One way in which the Constitution checks presidential power is the creation of independent constitutional bodies or offices. Although the President appoints persons to those bodies or offices, the President has and exercises absolutely no power over them after they are appointed. As hard as that may be to accept, the President has no political, executive, administrative, financial or even disciplinary power over those offices.

Those bodies or offices are the Electoral Commission, CHRAJ, NCCE, National Media Commission, Public Services Commission, Lands Commission, and of course the Auditor-General. By the use of the radical and mandatory words ‘shall not be subject to the direction or control of any person or authority,’ the Constitution insulates these from being subjected to any other entity, including the Executive and Parliament. The only other body with similar insulation is the Judiciary.

Yet the Constitution did not seek to constitute those offices into demi-gods. It therefore subjects them and their operations to the Constitution and the law, by providing specific, limited instances for calling them to order, such as articles 23, 33, 295(8) and 296 of the Constitution.

That is why in the 25 June 2020 ruling of the Supreme Court in NDC v AG & EC (Consolidated), the Court felt constrained to refer to and reiterate its 2016 decision in Abu Ramadan & Gary Nimako v EC (No 2), that an independent body such as the EC in the exercise of its functions, ‘cannot be compelled to act in a particular manner unless there is clear evidence that they have acted unconstitutionally,’ and that it was ‘necessary to keep the Court itself within its proper limits in order to give effect to the supremacy of the law.’ We commend this exemplary exercise of restraint of power, to the Executive and Legislature in their dealings with these bodies.
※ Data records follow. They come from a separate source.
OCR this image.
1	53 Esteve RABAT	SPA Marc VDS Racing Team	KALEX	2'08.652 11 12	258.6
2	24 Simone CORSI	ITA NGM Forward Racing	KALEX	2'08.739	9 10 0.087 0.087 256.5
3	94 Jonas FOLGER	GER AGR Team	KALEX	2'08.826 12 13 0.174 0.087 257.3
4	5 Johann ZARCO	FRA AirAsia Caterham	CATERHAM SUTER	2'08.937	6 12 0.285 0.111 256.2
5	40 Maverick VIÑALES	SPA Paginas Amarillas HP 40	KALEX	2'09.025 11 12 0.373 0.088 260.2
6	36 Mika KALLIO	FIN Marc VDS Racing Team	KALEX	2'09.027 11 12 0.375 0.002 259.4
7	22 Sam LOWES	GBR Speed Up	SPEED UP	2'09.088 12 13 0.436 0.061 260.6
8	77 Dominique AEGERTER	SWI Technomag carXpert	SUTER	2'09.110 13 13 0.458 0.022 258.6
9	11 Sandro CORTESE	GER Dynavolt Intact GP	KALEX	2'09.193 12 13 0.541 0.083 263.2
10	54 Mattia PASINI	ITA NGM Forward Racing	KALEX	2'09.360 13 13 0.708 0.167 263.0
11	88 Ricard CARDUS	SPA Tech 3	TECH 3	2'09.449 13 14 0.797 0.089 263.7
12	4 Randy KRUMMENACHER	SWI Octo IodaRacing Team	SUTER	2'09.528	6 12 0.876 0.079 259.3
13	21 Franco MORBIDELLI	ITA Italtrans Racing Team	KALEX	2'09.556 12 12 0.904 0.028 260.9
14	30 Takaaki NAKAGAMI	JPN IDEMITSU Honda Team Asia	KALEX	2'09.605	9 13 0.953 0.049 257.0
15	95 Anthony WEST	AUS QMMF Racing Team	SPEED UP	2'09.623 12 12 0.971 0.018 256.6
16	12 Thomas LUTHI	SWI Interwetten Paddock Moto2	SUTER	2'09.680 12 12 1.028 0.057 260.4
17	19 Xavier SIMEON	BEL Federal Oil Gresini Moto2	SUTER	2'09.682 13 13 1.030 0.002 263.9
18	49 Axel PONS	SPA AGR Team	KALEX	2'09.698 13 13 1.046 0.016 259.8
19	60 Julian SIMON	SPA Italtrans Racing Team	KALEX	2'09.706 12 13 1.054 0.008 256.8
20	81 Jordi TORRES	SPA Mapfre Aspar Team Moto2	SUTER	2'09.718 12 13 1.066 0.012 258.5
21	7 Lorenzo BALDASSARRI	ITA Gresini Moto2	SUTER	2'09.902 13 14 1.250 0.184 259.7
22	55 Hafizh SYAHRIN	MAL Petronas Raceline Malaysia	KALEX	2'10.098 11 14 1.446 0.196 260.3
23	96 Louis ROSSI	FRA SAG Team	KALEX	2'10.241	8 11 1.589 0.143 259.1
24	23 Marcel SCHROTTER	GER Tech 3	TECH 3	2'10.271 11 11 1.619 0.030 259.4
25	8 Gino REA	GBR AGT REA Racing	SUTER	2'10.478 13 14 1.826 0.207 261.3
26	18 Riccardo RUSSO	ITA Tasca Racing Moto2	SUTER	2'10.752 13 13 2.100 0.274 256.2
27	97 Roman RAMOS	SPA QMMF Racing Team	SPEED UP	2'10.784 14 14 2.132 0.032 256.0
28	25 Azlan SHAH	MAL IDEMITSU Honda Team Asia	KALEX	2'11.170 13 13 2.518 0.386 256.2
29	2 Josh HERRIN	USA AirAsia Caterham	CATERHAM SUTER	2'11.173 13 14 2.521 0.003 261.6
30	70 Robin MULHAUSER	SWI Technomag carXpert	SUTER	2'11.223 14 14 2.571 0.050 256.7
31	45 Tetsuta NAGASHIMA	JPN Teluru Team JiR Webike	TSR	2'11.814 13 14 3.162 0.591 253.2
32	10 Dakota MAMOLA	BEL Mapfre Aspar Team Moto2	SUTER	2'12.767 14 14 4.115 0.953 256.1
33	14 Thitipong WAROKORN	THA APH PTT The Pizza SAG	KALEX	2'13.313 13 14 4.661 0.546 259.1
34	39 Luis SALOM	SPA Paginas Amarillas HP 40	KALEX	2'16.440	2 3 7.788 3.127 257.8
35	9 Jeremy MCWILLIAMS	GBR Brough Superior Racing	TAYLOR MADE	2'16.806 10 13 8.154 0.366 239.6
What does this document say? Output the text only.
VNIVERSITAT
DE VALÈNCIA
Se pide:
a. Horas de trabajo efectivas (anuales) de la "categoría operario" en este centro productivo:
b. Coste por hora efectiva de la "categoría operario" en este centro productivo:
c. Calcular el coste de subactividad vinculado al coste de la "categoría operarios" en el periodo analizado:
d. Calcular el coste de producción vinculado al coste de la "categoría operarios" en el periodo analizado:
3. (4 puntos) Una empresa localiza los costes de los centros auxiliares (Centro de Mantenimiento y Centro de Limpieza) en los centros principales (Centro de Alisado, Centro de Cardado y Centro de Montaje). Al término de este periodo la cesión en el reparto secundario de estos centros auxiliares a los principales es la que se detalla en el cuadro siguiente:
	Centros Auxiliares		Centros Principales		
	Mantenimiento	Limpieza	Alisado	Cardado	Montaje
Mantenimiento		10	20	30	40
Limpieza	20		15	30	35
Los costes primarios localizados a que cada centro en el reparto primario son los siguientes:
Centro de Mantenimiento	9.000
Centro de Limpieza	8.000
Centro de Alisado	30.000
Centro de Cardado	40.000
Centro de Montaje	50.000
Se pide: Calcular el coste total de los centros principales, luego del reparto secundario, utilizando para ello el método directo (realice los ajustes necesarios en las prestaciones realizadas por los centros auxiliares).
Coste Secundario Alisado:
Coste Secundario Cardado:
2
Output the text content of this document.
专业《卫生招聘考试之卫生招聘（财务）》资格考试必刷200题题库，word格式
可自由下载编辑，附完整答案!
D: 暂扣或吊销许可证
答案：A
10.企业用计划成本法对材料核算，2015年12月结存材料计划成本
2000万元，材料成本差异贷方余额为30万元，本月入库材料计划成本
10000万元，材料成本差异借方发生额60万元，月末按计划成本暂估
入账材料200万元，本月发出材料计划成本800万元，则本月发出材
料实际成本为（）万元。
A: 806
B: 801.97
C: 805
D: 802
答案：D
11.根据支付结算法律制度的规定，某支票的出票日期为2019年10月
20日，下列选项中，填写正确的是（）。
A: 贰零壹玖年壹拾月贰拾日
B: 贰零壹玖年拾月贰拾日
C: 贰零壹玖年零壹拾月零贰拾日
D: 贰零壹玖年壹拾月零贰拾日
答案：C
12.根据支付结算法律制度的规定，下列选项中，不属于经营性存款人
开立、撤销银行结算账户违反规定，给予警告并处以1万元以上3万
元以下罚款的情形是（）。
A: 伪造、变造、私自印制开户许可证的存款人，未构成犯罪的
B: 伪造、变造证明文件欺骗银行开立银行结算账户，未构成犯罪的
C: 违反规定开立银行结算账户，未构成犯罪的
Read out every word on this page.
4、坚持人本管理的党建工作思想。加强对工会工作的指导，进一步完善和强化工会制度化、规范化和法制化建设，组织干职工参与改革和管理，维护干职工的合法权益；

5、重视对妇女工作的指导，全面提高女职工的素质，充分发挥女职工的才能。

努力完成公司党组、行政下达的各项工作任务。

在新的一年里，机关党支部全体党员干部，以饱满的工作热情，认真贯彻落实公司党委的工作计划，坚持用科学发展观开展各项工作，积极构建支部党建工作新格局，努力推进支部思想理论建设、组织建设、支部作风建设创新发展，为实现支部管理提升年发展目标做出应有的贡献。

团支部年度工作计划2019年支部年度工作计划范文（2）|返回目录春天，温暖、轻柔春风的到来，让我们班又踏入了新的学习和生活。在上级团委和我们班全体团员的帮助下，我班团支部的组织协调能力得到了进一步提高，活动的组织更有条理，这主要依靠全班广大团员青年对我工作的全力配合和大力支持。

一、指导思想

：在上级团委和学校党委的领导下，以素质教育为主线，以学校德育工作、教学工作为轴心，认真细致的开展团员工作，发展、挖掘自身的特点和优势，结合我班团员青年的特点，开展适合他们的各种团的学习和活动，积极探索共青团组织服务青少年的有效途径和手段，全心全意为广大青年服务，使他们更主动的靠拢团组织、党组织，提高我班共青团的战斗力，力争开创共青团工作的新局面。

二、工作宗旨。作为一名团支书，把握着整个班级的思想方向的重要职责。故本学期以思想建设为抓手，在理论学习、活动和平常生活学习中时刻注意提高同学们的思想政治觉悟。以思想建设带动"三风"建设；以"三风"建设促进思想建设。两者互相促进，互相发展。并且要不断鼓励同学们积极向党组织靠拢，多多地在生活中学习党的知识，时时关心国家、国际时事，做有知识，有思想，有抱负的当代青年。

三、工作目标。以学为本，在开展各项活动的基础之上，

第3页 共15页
This constitutional architecture that restrains even the highest court of the land from giving directions to or exercising control over these bodies, in the absence of any evidence of unconstitutionality, is deliberate. These bodies are expected to counter-balance and check the power of, and stand up to, all other persons or authorities, if need be. Thus our Constitution does recognises not just the traditional three branches of power, but carves out and ring fences another branch, composed by the independent constitutional bodies, essential watchdog bodies, and insulates them from any control. By this, the Constitution anticipates and expects ‘healthy tension’ between these bodies and other persons and authorities, and therefore protects the former from the whims and caprices of the latter, in the expectation that out of that ‘equilibrium of tension,’ (to borrow from Nixon v Sirica) Ghanaians would be protected from oppression.

Separation of powers is ‘not to promote efficiency but to preclude the exercise of arbitrary power. The purpose was not to avoid friction, but by means of the inevitable friction incident to the distribution of the governmental powers… to save the people from autocracy’ (Myers v United States.)

This is the state of the unique separation within even executive power, meant to hold the otherwise super-powerful executive presidency in check. Thus, although the occupants of the independent office are public officers appointed by the President, the latter shall not direct and control them in any manner whatsoever.

Therefore, the argument from the presidency, that article 297(a) subjects these bodies to the President’s disciplinary control simply on account of his having appointed them is implausible, is untenable and drives a fleet of Ayalolo buses through the carefully constructed constitutional architecture meant to prevent just that.

The fact that a past President breached that constitutional architecture and got away with it, sets a bad precedent. Bad precedents are not followed. Bad precedents are not justified. If this is not checked and rolled back immediately, we will be setting further bad precedents that will eventually erode the precious little constitutional checks on executive power that exist.